Gatwick passes Labour’s ‘Four Tests’ with flying colours


  • Gatwick’s second runway plan passes Labour’s four tests for expansion
  • Not only that, Gatwick’s plan is simpler, faster, cheaper, and quieter 
  • Gatwick will deliver the economic boost at a fraction of the environmental impact

Gatwick Airport today outlined how it passes all four tests that the Labour Party announced it would use to assess airport expansion plans at its conference this week.

1. Does the proposed scheme actually grow capacity?


The Airports Commission’s own numbers suggest that both schemes deliver broadly the same connectivity for the UK as a whole. Gatwick is the most efficient operator of individual runway capacity in the world, serving over 40 million passengers per year from a single runway. Our figures suggest that with two runways our capacity could increase to 90 million passengers, or 15 million more than are presently served by a two runway Heathrow.


2. Does the proposed scheme meet the UK’s overall climate change obligations?


The Airports Commission concluded that the UK could add one new runway in the South East and still meet its climate change obligations. Within these parameters expansion at Gatwick offers a superior solution to expansion at Heathrow because it allows for more direct connections to destinations around the world, thereby reducing the need for connections involving multiple take-offs (when most fuel is burned) and because it allows for more passengers to travel from their local airport, thereby reducing the overall length and carbon footprint of a passenger journey.


Finally, Gatwick’s modal share of passengers arriving by public transport, rather than by car, is anticipated to increase to 60%, at least 10% better than the anticipated number at Heathrow.


3. What are the local environmental impacts in respect of noise and air quality?


Gatwick’s noise impact presently affects 18,000 people, some 3% of the noise impact of Heathrow. With expansion at Gatwick, the total number of people newly affected by noise will be only 22,000 people, so Gatwick’s noise impact will remain 5% of that of Heathrow.


Heathrow’s expansion will increase its noise impact on 320,000 people, relative to maintaining the status quo. Put another way, the number of people affected by noise at Gatwick and Heathrow combined will be 493,000 in 2040 if Gatwick were to expand, compared to 846,000 if Heathrow were to expand.

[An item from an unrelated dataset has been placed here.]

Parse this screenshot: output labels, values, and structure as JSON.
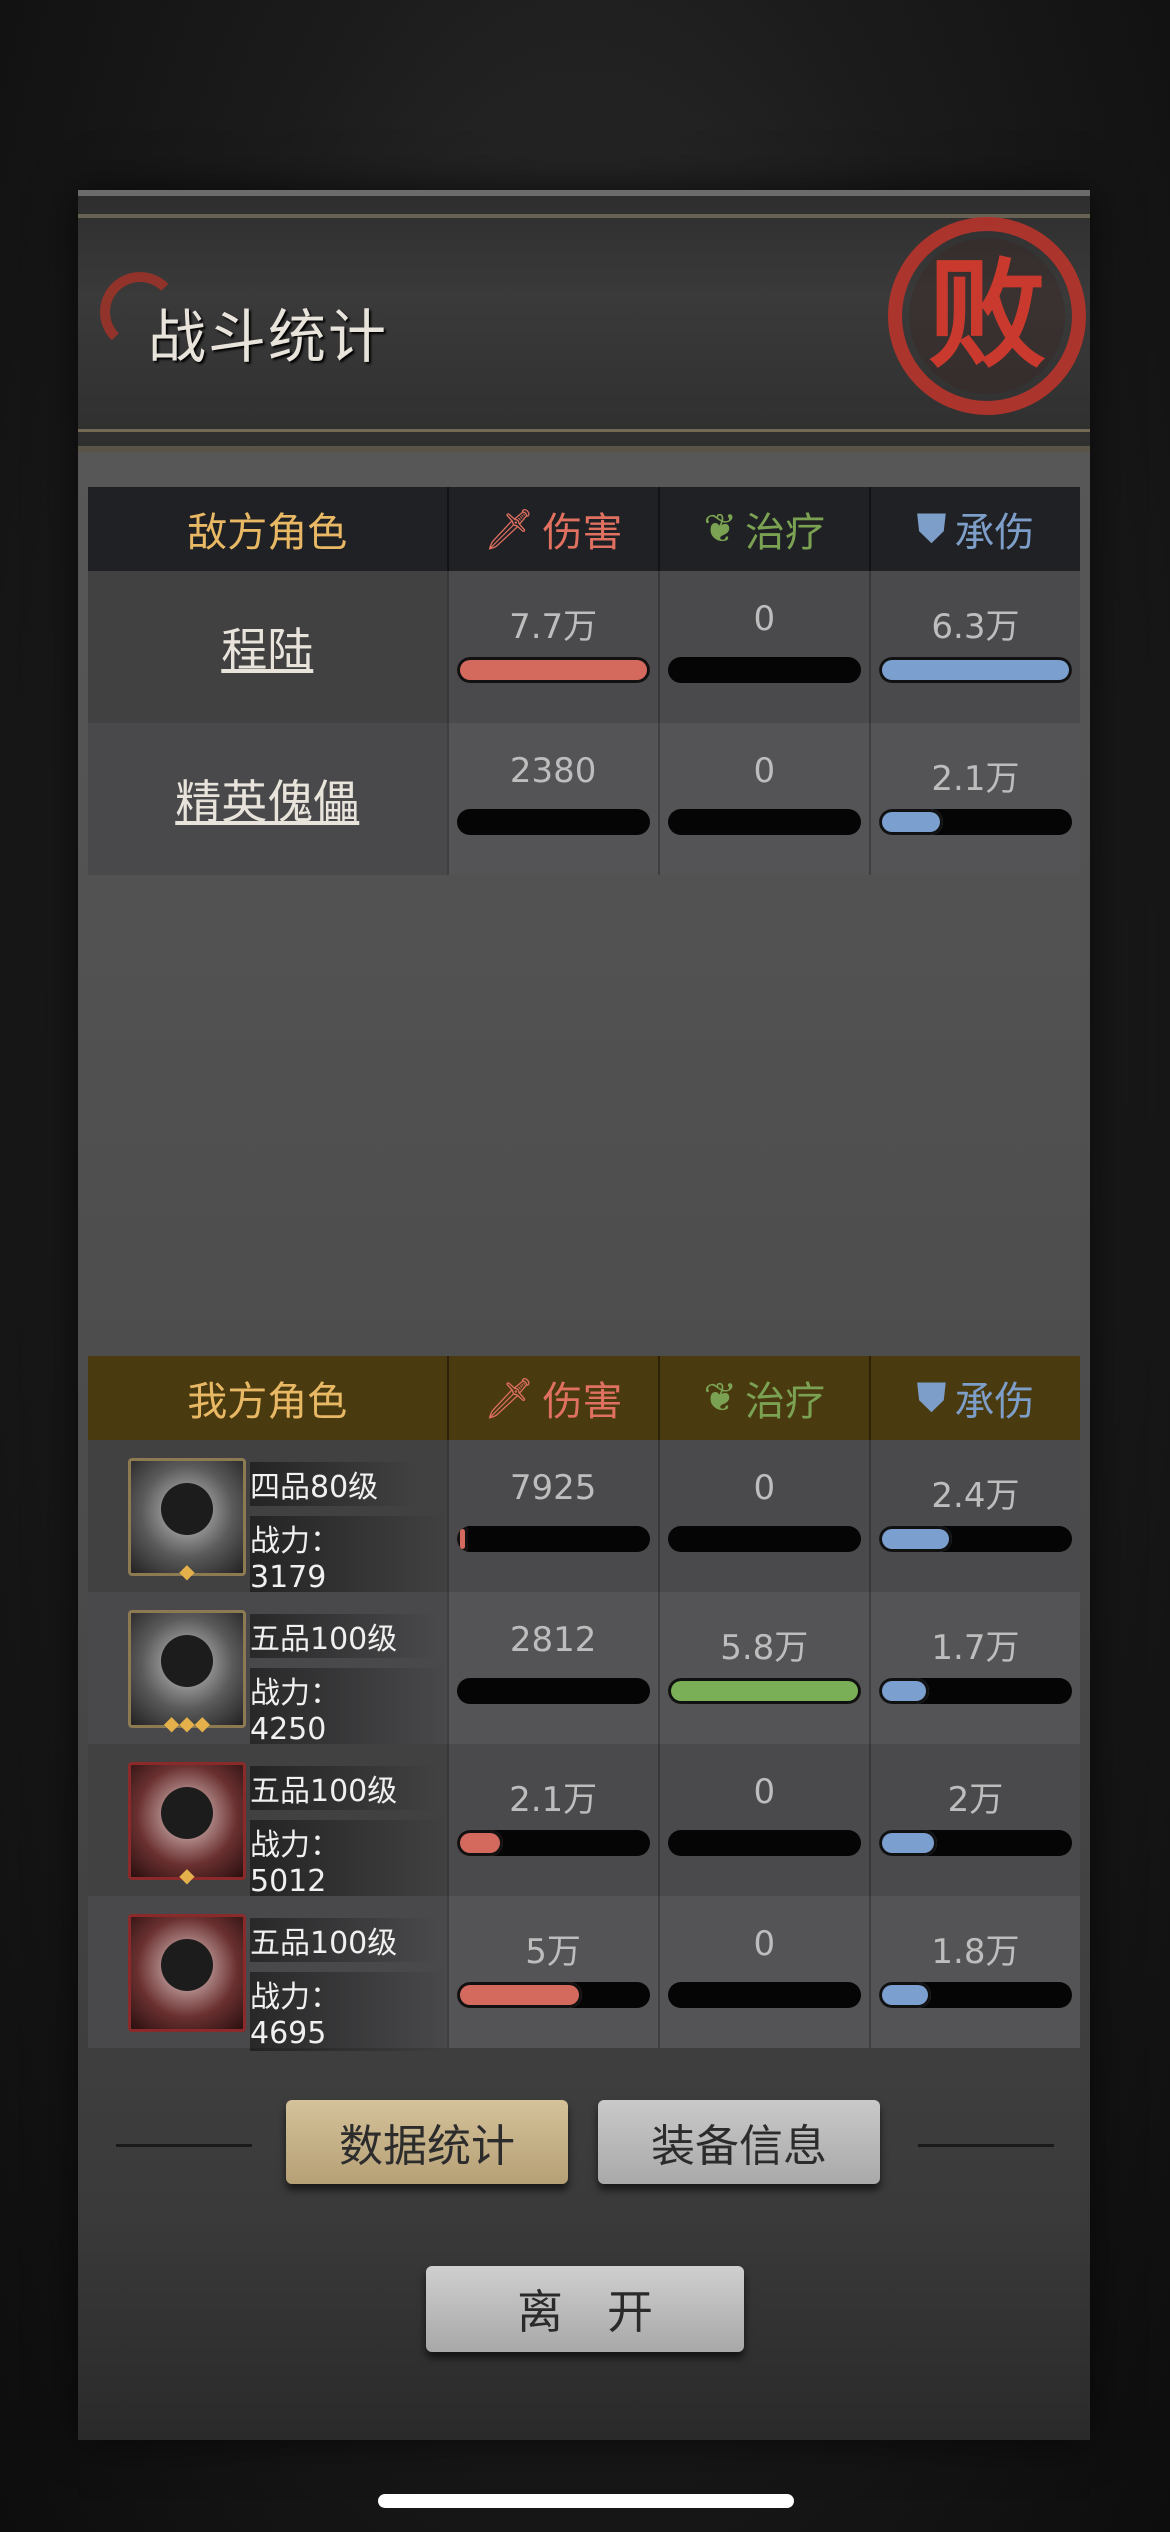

Gatwick has not breached air quality standards and has guaranteed it will not in the future, even with a new runway. Air quality around Gatwick is actually improving. The area around Heathrow exceeds legal limits in respect of air quality now. Five years of construction impact and millions more passenger journeys by road can only worsen the air quality around the airport


4. The benefits of expansion must be national, not just for London


Gatwick’s expansion delivers connectivity for the whole country and delivers important benefits to the South East outside London, rebalancing economic activity away from the overheated corridor west of London.

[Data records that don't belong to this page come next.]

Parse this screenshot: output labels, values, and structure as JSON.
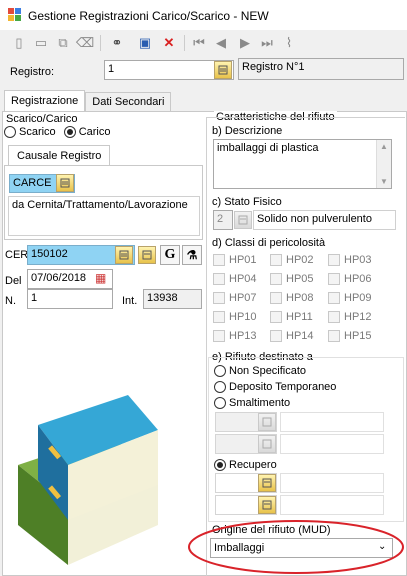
{
  "window": {
    "title": "Gestione Registrazioni Carico/Scarico - NEW"
  },
  "toolbar": {
    "icons": [
      "new-icon",
      "folder-icon",
      "copy-icon",
      "eraser-icon",
      "binoculars-icon",
      "save-icon",
      "delete-icon",
      "first-icon",
      "prev-icon",
      "next-icon",
      "last-icon",
      "attach-icon"
    ]
  },
  "registro": {
    "label": "Registro:",
    "value": "1",
    "display": "Registro N°1"
  },
  "tabs": {
    "main": [
      "Registrazione",
      "Dati Secondari"
    ]
  },
  "scarico_carico": {
    "group": "Scarico/Carico",
    "scarico": "Scarico",
    "carico": "Carico",
    "selected": "Carico"
  },
  "causale": {
    "tab": "Causale Registro",
    "code": "CARCE",
    "description": "da Cernita/Trattamento/Lavorazione"
  },
  "cer": {
    "label": "CER",
    "value": "150102"
  },
  "del": {
    "label": "Del",
    "value": "07/06/2018"
  },
  "numero": {
    "label": "N.",
    "value": "1",
    "int_label": "Int.",
    "int_value": "13938"
  },
  "caratteristiche": {
    "group": "Caratteristiche del rifiuto",
    "descrizione_label": "b) Descrizione",
    "descrizione_value": "imballaggi di plastica",
    "stato_label": "c) Stato Fisico",
    "stato_code": "2",
    "stato_value": "Solido non pulverulento",
    "classi_label": "d) Classi di pericolosità",
    "classi": [
      "HP01",
      "HP02",
      "HP03",
      "HP04",
      "HP05",
      "HP06",
      "HP07",
      "HP08",
      "HP09",
      "HP10",
      "HP11",
      "HP12",
      "HP13",
      "HP14",
      "HP15"
    ]
  },
  "destinazione": {
    "label": "e) Rifiuto destinato a",
    "non_specificato": "Non Specificato",
    "deposito": "Deposito Temporaneo",
    "smaltimento": "Smaltimento",
    "recupero": "Recupero",
    "selected": "Recupero"
  },
  "origine": {
    "label": "Origine del rifiuto (MUD)",
    "value": "Imballaggi"
  },
  "accent": {
    "highlight_ellipse": "#d9232a",
    "cer_bg": "#8fd3f3"
  }
}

Equally importantly, it offers regions to the north of London the chance to benefit from establishing direct connectivity with trading partners all over the world, from Birmingham, from Manchester, and from Scotland.


Gatwick’s plans offer the prospect of cheaper travel to all passengers in the UK, leisure and business alike, delivered sooner and with less environmental impact to the nation as a whole.

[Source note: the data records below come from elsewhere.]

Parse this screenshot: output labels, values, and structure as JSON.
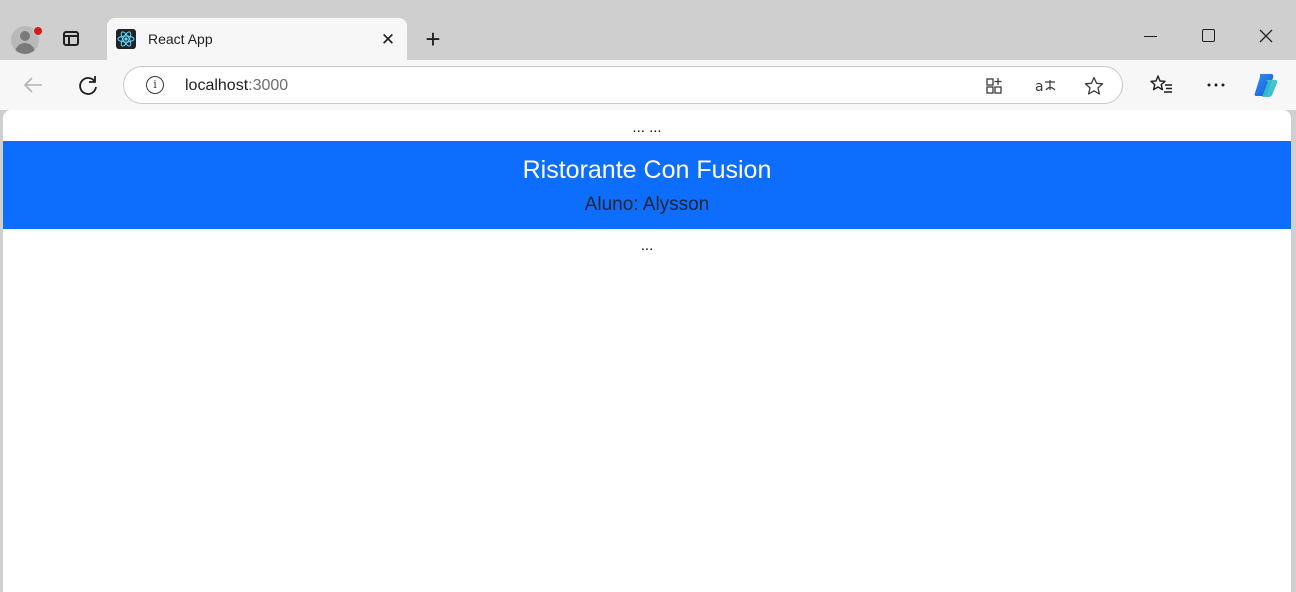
{
  "browser": {
    "tab": {
      "title": "React App",
      "close_glyph": "✕"
    },
    "new_tab_glyph": "+",
    "address": {
      "host": "localhost",
      "port": ":3000"
    },
    "icons": [
      "profile-icon",
      "tab-actions-icon",
      "react-favicon",
      "back-icon",
      "reload-icon",
      "site-info-icon",
      "app-available-icon",
      "read-aloud-icon",
      "favorite-star-icon",
      "favorites-icon",
      "menu-icon",
      "copilot-icon"
    ],
    "colors": {
      "frame": "#cfcfcf",
      "toolbar": "#f7f7f7",
      "accent": "#0d6efd"
    }
  },
  "page": {
    "dots_top": "... ...",
    "header": {
      "title": "Ristorante Con Fusion",
      "subtitle": "Aluno: Alysson"
    },
    "dots_bottom": "..."
  }
}
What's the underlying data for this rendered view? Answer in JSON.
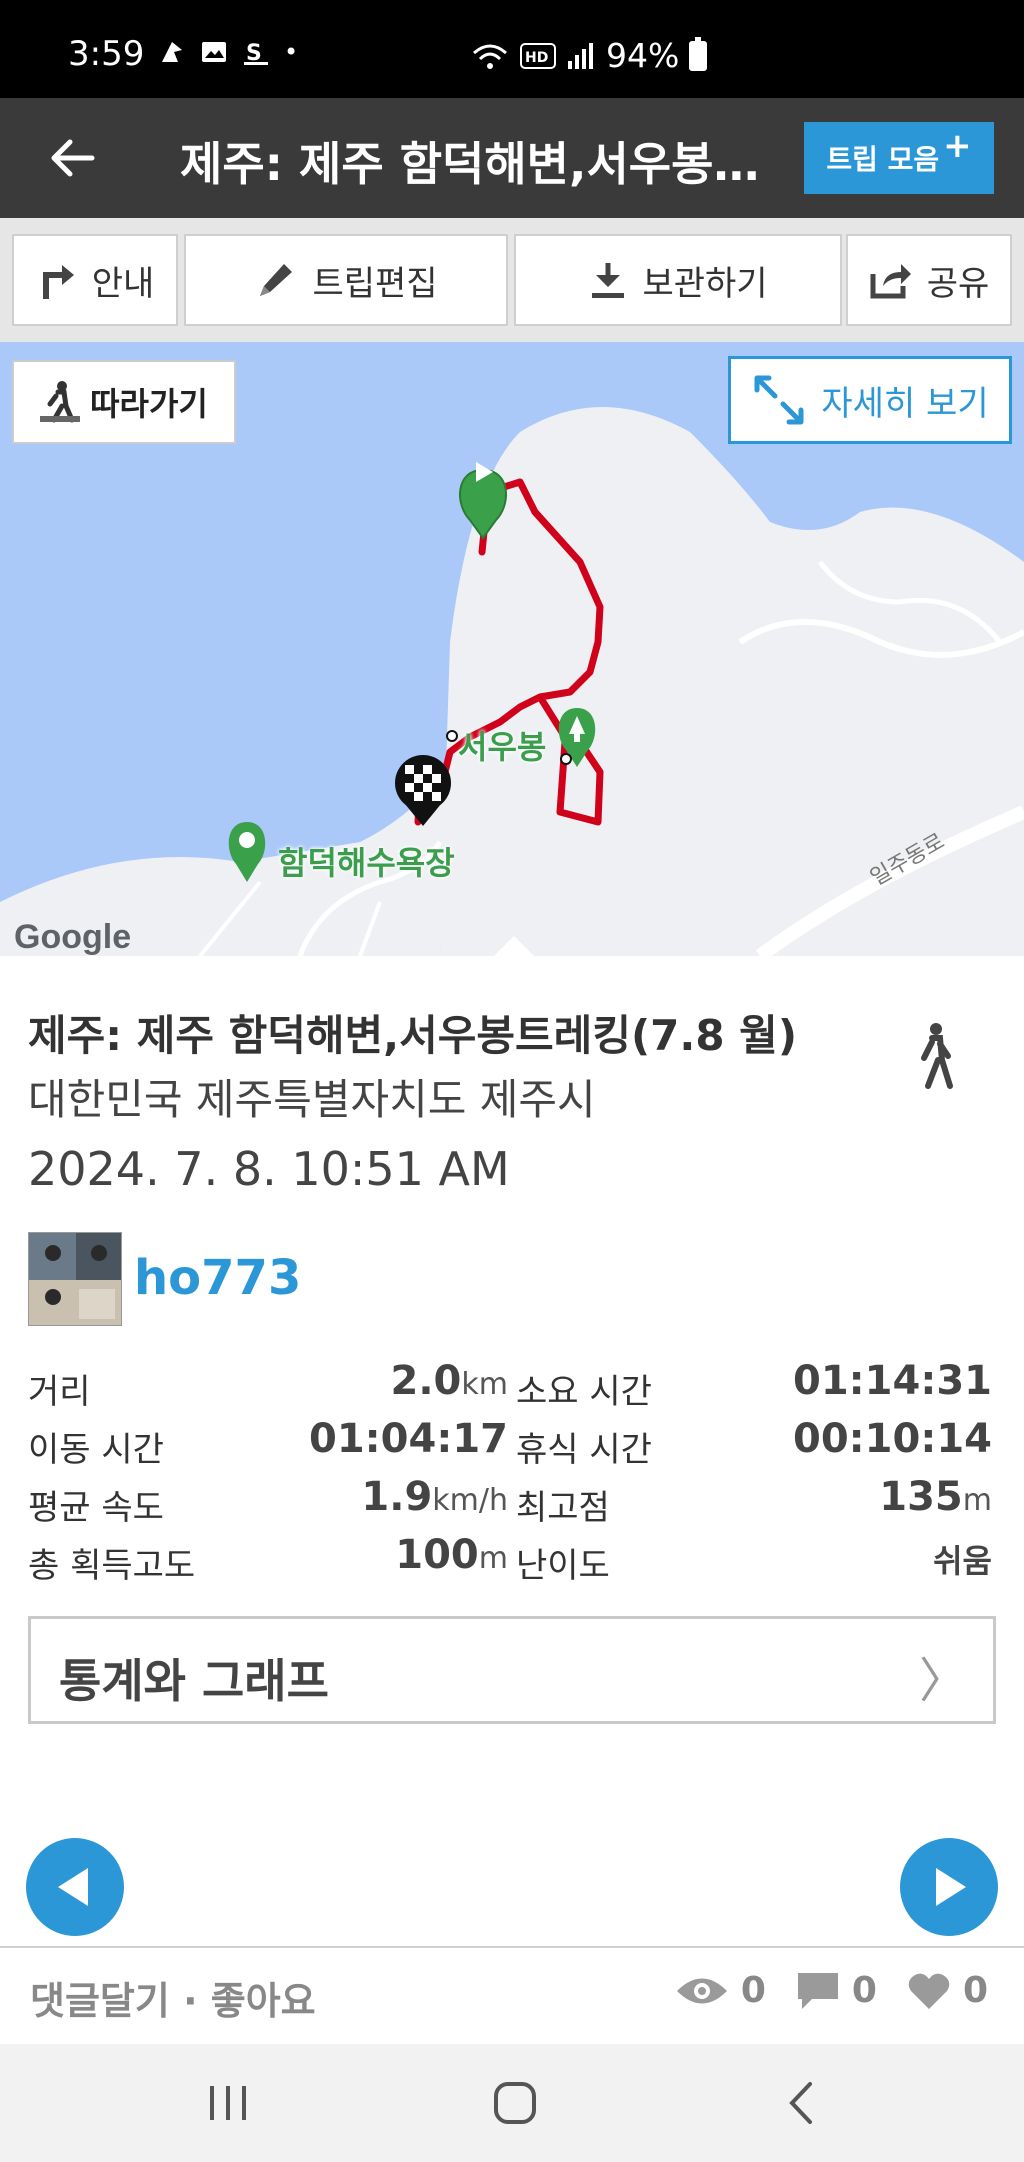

Gatwick CEO, Stewart Wingate said:


“Gatwick’s plan does not just meet the four tests set out by Labour, it passes each with flying colours. By any measure, Gatwick’s plan impacts fewer people by noise, will not result in breaches of air quality laws, and is wholly consistent with the UK’s climate change obligations.


“Put this together with increases in capacity and passenger numbers and the clear boost that Gatwick expansion will bring across the UK, and it is clear that the only runway plan that can actually be delivered is also the best option.”




About London Gatwick

Gatwick Airport is the UK’s second largest airport and the most efficient single-runway airport in the world. It serves more than 228 destinations in 74 countries for 45 million passengers a year on short and long-haul point-to-point services. It is also a major economic driver for the UK contributing £5.3 billion to national GDP and generating 85,000 jobs nationally, with around 24,000 on the wider airport campus alone. The airport is south of Central London with excellent public transport links, including the Gatwick Express, and is part of the Oyster contactless payment network. Gatwick Airport is owned by a group of international investment funds, of which Global Infrastructure Partners is the largest shareholder.